As I said a few months ago, I personally convinced a Jamaican man in his 60's that the vaccine was safe. He was very hesitant but I convinced him that he shouldn't be. A lot of my persuasiveness was that he has a lot of respect for my wife and I was able to use her as an example and to give him some facts. I just hope that more people like him can find somebody they trust to push them over the edge towards getting the shot(s).
 

Disney Experience

Well-Known Member

I am all for vaccination. I think the current known numbers support it.

But the numbers NJ is putting out on efficacy and hospitalization is deceiving.

Efficacy in studies is not how many are symptom free divided by how many vaccinated.
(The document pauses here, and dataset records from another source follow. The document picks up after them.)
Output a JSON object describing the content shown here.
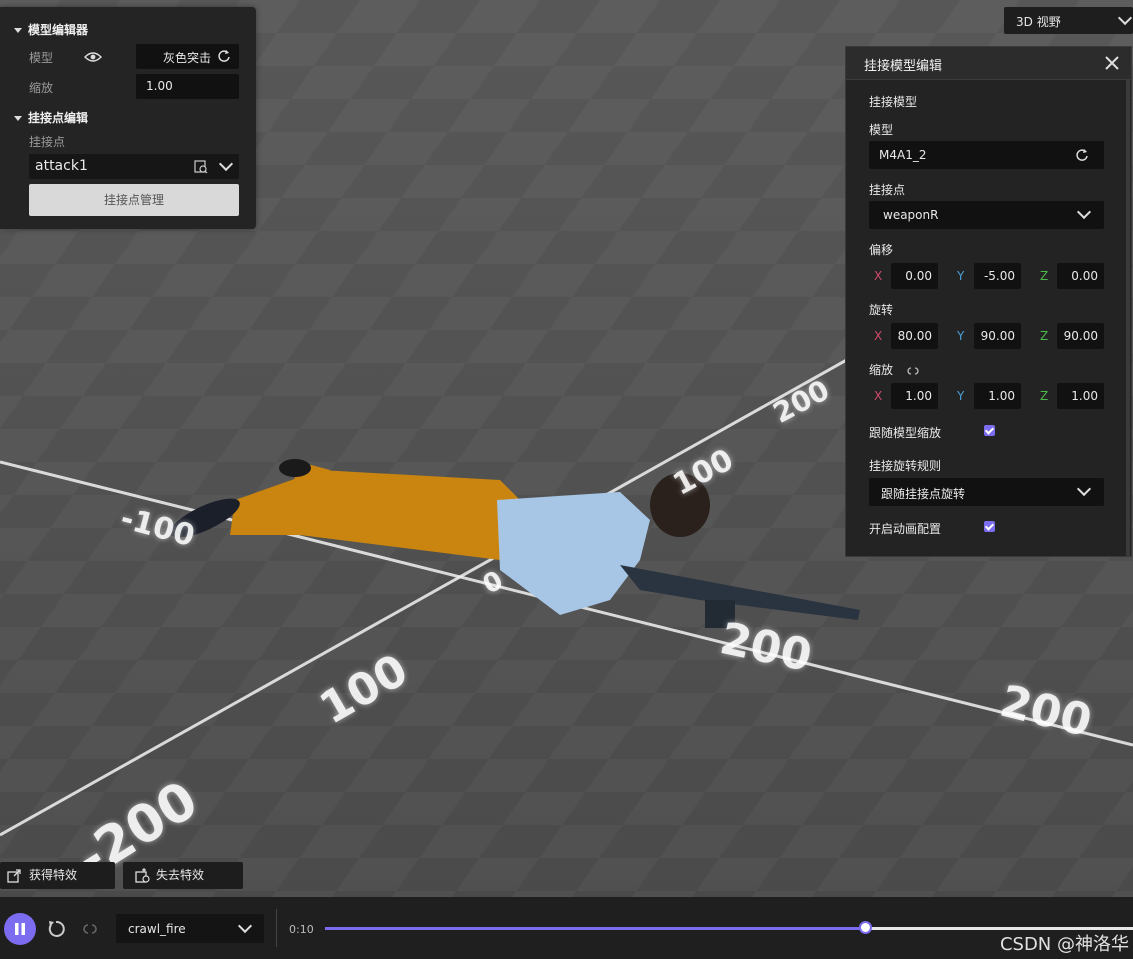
{
  "left_panel": {
    "model_editor_title": "模型编辑器",
    "model_label": "模型",
    "model_value": "灰色突击",
    "scale_label": "缩放",
    "scale_value": "1.00",
    "attach_editor_title": "挂接点编辑",
    "attach_point_label": "挂接点",
    "attach_point_value": "attack1",
    "manage_button": "挂接点管理"
  },
  "view_select": {
    "value": "3D 视野"
  },
  "attach_model_panel": {
    "title": "挂接模型编辑",
    "section_title": "挂接模型",
    "model_label": "模型",
    "model_value": "M4A1_2",
    "attach_point_label": "挂接点",
    "attach_point_value": "weaponR",
    "offset_label": "偏移",
    "offset": {
      "x": "0.00",
      "y": "-5.00",
      "z": "0.00"
    },
    "rotation_label": "旋转",
    "rotation": {
      "x": "80.00",
      "y": "90.00",
      "z": "90.00"
    },
    "scale_label": "缩放",
    "scale": {
      "x": "1.00",
      "y": "1.00",
      "z": "1.00"
    },
    "follow_scale_label": "跟随模型缩放",
    "follow_scale_checked": true,
    "rotation_rule_label": "挂接旋转规则",
    "rotation_rule_value": "跟随挂接点旋转",
    "anim_config_label": "开启动画配置",
    "anim_config_checked": true,
    "axis_x": "X",
    "axis_y": "Y",
    "axis_z": "Z"
  },
  "viewport": {
    "ground_labels": [
      "-100",
      "200",
      "100",
      "0",
      "100",
      "200",
      "200",
      "-200"
    ]
  },
  "effects": {
    "gain_label": "获得特效",
    "lose_label": "失去特效"
  },
  "playback": {
    "animation_value": "crawl_fire",
    "time": "0:10",
    "progress": 0.67
  },
  "watermark": "CSDN @神洛华",
  "colors": {
    "accent": "#7b6cf0",
    "axis_x": "#d04a6a",
    "axis_y": "#4a9fd8",
    "axis_z": "#4cb84c",
    "pants": "#d08a14",
    "shirt": "#a9c9e8"
  }
}
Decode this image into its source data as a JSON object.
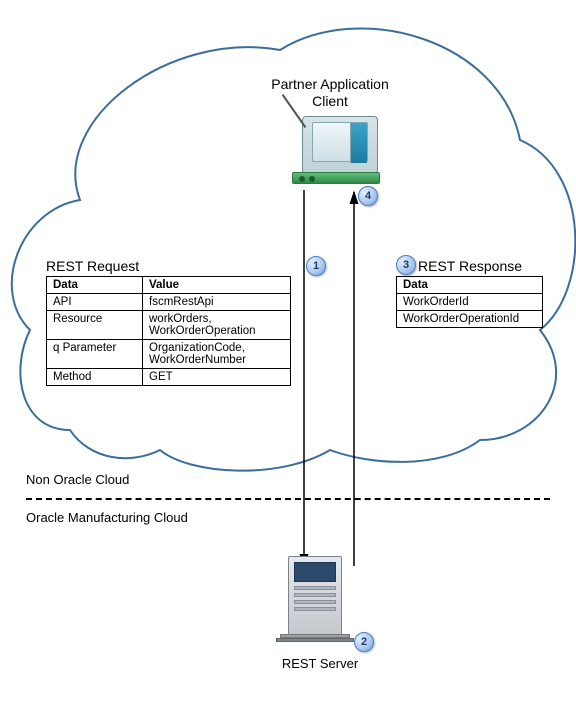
{
  "title_line1": "Partner Application",
  "title_line2": "Client",
  "request_label": "REST Request",
  "response_label": "REST Response",
  "request_table": {
    "headers": [
      "Data",
      "Value"
    ],
    "rows": [
      [
        "API",
        "fscmRestApi"
      ],
      [
        "Resource",
        "workOrders,\nWorkOrderOperation"
      ],
      [
        "q Parameter",
        "OrganizationCode,\nWorkOrderNumber"
      ],
      [
        "Method",
        "GET"
      ]
    ]
  },
  "response_table": {
    "header": "Data",
    "rows": [
      "WorkOrderId",
      "WorkOrderOperationId"
    ]
  },
  "section_upper": "Non Oracle Cloud",
  "section_lower": "Oracle Manufacturing Cloud",
  "server_label": "REST Server",
  "callouts": {
    "c1": "1",
    "c2": "2",
    "c3": "3",
    "c4": "4"
  }
}
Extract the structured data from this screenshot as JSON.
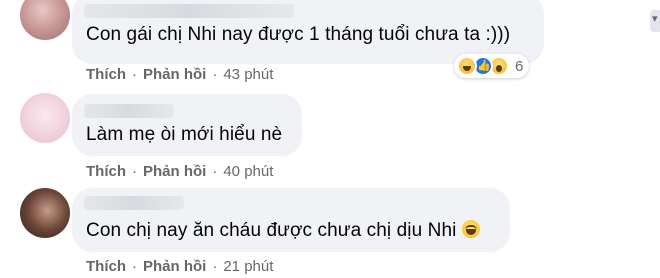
{
  "comments": [
    {
      "text": "Con gái chị Nhi nay được 1 tháng tuổi chưa ta :)))",
      "like": "Thích",
      "reply": "Phản hồi",
      "time": "43 phút",
      "reactions": {
        "icons": [
          "haha-icon",
          "like-icon",
          "wow-icon"
        ],
        "count": "6"
      }
    },
    {
      "text": "Làm mẹ òi mới hiểu nè",
      "like": "Thích",
      "reply": "Phản hồi",
      "time": "40 phút"
    },
    {
      "text": "Con chị nay ăn cháu được chưa chị dịu Nhi",
      "emoji": "laughing-emoji",
      "like": "Thích",
      "reply": "Phản hồi",
      "time": "21 phút"
    }
  ],
  "separator": "·",
  "colors": {
    "bubble": "#f0f2f5",
    "meta": "#65676b",
    "text": "#050505",
    "like_blue": "#1877f2"
  }
}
The true number is complicated by other contributing conditions . Putting those aside for simplification it still more like:

A=Number of symptomatic infection in vaccinated
B=number of vaccinated.

C=Number of symptomatic infection in non vaccinated

D=number of non vaccinated.

A/B is the rate of symptomatic infection per vaccinated person.

1-A/B is the percent of all vaccinated who never had symptoms. Not efficacy.

For efficacy you have to consider the symptomatic infection percent of the vaccinated compared to the symptomatic infection percent of the unvaccinated.

NJ is inflating vaccine efficacy by using 1-A/B as efficacy. It is correct to say the vaccinated symptomatic rate is A/B. But deceiving to not then at least state what the unvaccinated infection rate is. But 1-infection rate is not efficacy.